Так я еду незаметно и даже в отличном расположении духа в Москву; Никита меня встречает на Казанском вокзале. Огромный, украшенный фресками Лансере зал набит, как улей; всюду люди, авоськи, солдатские лари, одеяла в ремнях -- гомон, шум, крики, милиционеры снуют между скамьями, кого-то у меня на глазах тащат. Толстая баба в вязаном платке на голове и в ватнике, надрываясь, орет, что вот этот сейчас ее обокрал; дети спят повсюду, на руках, на лавках... Никита говорит: "Это всегда здесь так, идем, идем, нам еще далеко до Сокола"; и правда, путь в метро далекий, но вот и Сокол, а тут за углом Первая Песчаная, дом 3, квартира 100; дом громадный, с большим внутренним двором; внизу парадной сидит суровая вахтерша; подымаемся на лифте на пятый этаж, и дверь нам открывает сам Владимир Николаевич; видно, он уже нас ждет...
Он громадного роста, седой, статный, красивое лицо, манеры и говор вельможи -- неужели такие люди еще остались?! Он держит адресованную мне краткую приветственную речь, потом, помолчав, добавляет со смешком: "Предупреждаю: пока вы у нас, меня во всем слушаться, я ведь для вас старший в роде, как вы знаете и как подтверждает сам Ключевский". Выходит его жена, милейшая Нина Петровна (про нее особо знаю от Любищева, он ее просто боготворит, говорит, "такой второй женщины на свете нет").

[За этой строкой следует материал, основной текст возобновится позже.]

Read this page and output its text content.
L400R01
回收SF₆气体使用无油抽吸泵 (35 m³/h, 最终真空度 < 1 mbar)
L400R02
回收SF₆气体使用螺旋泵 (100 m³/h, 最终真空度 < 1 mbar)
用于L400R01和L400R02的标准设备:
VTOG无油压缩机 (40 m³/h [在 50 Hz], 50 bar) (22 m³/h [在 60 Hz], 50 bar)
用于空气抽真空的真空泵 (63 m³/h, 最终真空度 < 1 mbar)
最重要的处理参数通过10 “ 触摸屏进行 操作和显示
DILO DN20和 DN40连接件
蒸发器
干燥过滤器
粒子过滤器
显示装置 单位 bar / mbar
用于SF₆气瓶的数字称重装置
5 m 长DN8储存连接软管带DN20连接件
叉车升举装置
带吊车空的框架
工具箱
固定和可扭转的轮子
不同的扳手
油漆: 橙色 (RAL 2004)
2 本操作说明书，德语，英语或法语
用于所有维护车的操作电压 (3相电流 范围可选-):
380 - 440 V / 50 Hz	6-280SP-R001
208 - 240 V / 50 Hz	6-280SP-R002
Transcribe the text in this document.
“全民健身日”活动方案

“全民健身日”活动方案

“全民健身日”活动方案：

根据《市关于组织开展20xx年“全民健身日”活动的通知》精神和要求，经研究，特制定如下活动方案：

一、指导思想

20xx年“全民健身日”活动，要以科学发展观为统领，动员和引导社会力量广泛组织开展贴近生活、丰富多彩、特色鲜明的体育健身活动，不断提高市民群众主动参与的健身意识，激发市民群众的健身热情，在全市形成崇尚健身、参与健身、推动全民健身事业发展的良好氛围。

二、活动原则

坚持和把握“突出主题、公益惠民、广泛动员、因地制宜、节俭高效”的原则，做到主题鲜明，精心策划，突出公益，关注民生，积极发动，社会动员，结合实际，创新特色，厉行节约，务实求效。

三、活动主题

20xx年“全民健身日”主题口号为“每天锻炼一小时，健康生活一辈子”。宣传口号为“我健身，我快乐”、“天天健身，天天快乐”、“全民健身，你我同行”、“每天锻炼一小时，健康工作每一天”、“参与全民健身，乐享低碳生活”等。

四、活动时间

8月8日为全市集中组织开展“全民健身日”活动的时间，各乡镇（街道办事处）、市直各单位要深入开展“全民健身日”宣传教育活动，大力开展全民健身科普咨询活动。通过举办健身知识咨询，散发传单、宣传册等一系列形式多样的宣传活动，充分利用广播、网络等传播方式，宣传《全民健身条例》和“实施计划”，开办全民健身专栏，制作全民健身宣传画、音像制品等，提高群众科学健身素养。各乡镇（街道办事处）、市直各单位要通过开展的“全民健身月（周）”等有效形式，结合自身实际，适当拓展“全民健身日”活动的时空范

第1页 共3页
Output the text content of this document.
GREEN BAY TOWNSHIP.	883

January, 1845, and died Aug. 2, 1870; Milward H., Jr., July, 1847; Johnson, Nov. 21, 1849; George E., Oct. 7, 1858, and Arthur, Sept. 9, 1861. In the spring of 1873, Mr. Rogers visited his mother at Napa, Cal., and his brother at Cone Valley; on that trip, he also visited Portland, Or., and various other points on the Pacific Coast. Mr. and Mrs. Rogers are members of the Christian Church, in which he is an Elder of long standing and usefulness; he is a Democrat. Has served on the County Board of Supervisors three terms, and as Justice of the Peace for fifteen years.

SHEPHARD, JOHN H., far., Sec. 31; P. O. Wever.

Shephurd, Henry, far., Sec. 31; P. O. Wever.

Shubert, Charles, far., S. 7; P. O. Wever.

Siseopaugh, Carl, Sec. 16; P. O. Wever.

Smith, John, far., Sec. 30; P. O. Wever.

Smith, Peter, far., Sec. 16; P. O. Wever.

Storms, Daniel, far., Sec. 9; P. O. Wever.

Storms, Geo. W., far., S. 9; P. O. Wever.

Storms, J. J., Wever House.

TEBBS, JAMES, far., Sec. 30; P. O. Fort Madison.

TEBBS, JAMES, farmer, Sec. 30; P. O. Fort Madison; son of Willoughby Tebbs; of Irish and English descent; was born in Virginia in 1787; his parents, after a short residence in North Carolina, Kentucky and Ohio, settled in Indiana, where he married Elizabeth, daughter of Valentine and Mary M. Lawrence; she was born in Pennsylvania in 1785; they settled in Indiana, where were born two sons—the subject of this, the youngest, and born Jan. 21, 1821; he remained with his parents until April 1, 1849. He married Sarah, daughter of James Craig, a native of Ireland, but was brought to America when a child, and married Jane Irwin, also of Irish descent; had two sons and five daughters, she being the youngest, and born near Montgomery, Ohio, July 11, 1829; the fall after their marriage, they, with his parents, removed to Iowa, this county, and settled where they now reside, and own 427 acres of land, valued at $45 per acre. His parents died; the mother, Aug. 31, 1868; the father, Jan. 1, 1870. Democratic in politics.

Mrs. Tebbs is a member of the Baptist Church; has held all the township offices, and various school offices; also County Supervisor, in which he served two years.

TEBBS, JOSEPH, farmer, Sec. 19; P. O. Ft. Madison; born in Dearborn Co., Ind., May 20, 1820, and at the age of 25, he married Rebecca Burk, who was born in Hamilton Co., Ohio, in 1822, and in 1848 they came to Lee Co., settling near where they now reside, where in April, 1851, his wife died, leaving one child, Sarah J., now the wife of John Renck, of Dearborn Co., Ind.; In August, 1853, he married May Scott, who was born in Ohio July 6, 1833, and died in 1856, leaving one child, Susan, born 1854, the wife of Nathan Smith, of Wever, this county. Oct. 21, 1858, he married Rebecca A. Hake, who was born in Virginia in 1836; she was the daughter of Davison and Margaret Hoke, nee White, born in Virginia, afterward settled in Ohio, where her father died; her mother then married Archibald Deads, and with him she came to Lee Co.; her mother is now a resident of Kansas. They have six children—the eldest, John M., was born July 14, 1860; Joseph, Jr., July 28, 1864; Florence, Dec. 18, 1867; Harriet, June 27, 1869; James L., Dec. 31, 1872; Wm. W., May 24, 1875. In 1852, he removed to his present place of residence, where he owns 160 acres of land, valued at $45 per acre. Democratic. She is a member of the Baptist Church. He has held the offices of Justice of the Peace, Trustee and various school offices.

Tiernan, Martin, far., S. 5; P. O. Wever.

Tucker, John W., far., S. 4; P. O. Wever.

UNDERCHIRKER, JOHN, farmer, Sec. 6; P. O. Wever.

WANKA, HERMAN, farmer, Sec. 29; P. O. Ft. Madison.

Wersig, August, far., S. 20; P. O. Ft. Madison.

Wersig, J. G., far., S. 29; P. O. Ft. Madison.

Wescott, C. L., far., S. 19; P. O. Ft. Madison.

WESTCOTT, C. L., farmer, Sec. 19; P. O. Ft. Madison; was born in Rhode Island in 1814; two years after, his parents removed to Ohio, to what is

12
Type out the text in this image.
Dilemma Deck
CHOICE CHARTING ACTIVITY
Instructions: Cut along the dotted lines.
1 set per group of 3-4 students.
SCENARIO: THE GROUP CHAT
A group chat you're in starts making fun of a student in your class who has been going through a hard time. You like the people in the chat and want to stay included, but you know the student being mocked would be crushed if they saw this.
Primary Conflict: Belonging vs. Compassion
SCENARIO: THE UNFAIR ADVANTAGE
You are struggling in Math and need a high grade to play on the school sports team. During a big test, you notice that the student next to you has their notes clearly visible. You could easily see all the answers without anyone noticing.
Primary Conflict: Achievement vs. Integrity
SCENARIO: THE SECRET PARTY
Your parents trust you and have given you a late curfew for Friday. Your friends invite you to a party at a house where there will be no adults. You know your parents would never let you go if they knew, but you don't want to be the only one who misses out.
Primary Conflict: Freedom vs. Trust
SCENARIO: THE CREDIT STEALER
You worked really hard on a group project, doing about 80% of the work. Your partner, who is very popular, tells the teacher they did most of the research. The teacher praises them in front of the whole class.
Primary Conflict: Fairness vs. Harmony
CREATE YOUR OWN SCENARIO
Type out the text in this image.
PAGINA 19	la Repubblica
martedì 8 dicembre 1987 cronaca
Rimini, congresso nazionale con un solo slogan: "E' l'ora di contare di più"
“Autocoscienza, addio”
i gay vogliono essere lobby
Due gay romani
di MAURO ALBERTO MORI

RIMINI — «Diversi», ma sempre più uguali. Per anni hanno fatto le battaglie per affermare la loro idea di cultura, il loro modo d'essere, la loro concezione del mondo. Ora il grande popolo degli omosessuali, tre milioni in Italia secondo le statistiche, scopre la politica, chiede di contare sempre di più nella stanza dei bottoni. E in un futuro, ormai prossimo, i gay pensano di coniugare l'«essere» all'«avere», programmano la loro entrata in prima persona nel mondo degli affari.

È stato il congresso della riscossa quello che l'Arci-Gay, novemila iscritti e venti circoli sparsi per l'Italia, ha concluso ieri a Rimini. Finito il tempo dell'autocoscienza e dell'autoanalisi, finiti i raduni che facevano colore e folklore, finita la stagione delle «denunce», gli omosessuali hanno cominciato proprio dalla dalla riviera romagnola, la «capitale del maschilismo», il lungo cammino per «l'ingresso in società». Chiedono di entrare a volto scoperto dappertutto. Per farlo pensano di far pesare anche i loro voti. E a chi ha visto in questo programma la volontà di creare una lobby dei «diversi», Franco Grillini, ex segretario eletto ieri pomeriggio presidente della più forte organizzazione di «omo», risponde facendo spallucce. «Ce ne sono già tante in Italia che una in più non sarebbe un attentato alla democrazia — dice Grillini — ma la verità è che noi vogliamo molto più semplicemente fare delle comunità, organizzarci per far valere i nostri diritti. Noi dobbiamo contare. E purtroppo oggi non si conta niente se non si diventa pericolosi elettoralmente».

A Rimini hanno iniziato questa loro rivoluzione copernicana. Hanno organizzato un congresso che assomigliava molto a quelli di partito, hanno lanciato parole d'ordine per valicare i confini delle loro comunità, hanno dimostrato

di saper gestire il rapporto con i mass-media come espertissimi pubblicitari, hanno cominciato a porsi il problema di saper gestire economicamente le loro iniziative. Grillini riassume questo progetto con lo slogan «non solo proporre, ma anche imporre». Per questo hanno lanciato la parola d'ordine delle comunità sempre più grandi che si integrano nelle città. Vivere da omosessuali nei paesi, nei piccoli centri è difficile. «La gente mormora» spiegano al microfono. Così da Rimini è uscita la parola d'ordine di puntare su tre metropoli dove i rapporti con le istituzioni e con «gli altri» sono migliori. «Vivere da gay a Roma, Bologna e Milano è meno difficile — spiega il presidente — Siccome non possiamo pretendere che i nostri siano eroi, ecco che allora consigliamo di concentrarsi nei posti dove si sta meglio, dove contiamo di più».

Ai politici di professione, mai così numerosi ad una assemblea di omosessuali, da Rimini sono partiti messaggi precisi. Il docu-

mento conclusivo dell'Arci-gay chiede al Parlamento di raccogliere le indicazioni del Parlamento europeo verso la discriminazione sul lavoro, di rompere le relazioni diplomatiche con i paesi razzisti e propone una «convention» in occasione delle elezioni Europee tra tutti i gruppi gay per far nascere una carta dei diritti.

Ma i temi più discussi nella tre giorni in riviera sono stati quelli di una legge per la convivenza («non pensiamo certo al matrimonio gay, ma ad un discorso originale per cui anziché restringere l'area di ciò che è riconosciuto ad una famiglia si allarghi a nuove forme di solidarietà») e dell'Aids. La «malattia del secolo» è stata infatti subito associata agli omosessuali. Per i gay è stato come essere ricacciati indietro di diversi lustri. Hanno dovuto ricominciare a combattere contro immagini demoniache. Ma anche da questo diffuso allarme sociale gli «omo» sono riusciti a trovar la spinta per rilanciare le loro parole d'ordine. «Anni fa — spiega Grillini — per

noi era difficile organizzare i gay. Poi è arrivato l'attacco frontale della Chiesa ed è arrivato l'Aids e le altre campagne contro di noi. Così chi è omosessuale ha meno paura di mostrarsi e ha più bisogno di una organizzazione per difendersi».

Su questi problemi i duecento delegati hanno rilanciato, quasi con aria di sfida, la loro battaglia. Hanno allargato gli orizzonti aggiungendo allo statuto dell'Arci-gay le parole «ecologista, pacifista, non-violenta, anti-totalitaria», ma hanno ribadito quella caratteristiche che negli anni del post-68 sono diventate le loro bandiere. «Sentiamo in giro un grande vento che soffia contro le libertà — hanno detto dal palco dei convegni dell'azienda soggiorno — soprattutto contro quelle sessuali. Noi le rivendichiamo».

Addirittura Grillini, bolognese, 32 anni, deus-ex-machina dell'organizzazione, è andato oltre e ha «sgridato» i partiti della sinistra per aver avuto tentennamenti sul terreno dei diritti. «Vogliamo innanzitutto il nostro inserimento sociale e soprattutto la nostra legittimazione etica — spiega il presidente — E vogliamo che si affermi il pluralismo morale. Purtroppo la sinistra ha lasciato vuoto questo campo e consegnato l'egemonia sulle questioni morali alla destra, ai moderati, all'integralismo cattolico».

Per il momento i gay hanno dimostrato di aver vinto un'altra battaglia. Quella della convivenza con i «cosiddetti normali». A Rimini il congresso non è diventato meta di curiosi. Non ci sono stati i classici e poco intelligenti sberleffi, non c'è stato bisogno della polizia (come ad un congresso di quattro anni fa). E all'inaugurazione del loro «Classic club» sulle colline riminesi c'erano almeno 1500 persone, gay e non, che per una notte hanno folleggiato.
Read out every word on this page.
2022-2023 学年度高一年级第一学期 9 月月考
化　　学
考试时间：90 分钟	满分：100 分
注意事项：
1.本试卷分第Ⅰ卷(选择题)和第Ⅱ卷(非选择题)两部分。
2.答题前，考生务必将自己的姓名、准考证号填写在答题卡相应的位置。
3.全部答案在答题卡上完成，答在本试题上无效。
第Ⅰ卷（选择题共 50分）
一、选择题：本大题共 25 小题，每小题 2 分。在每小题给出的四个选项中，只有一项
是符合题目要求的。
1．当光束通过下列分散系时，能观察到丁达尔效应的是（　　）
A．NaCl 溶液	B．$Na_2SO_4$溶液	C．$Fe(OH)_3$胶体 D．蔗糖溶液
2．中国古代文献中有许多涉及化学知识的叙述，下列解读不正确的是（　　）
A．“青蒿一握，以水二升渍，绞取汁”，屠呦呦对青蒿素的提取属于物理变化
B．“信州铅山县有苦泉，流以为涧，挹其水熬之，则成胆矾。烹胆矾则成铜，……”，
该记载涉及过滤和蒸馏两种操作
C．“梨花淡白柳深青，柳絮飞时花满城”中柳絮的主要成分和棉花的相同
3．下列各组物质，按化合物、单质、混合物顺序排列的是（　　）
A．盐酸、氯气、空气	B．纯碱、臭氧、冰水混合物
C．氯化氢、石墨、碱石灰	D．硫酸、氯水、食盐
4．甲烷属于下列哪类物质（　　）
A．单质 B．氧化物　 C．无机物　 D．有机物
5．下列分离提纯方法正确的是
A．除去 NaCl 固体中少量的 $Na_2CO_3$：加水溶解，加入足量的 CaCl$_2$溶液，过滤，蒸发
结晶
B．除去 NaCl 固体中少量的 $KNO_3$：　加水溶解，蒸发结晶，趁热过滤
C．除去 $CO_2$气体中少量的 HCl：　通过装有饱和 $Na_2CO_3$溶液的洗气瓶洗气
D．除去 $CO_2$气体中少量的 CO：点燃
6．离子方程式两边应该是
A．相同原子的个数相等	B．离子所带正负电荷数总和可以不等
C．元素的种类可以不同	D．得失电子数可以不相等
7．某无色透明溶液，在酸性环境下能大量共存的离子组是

А в столовой ждут сыновья Беклемишева Тин и Митя -- старшему двадцать пять лет, младшему года двадцать два. Они оба еще много выше, нежели отец, и я внезапно конфужусь, проклинаю свой маленький рост. Садимся ужинать за круглый стол в большой столовой -- все чинно, но не натянуто, все вкусно, все отлично приготовлено и красиво подано домработницей, словом -- "все, как у людей"... Тут у них еще живет дальняя родственница, Александра Николаевна Любимова -- старая девица, когда-то близко знавшая всех Кривошеиных, из них особенно любила и знала она Ирину, старшую вдовую сестру Игоря Александровича. (Ирина давно скончалась, я ее не знала, а, видно, она была и умная, и добрая. Но... когда-нибудь про Ирину особо).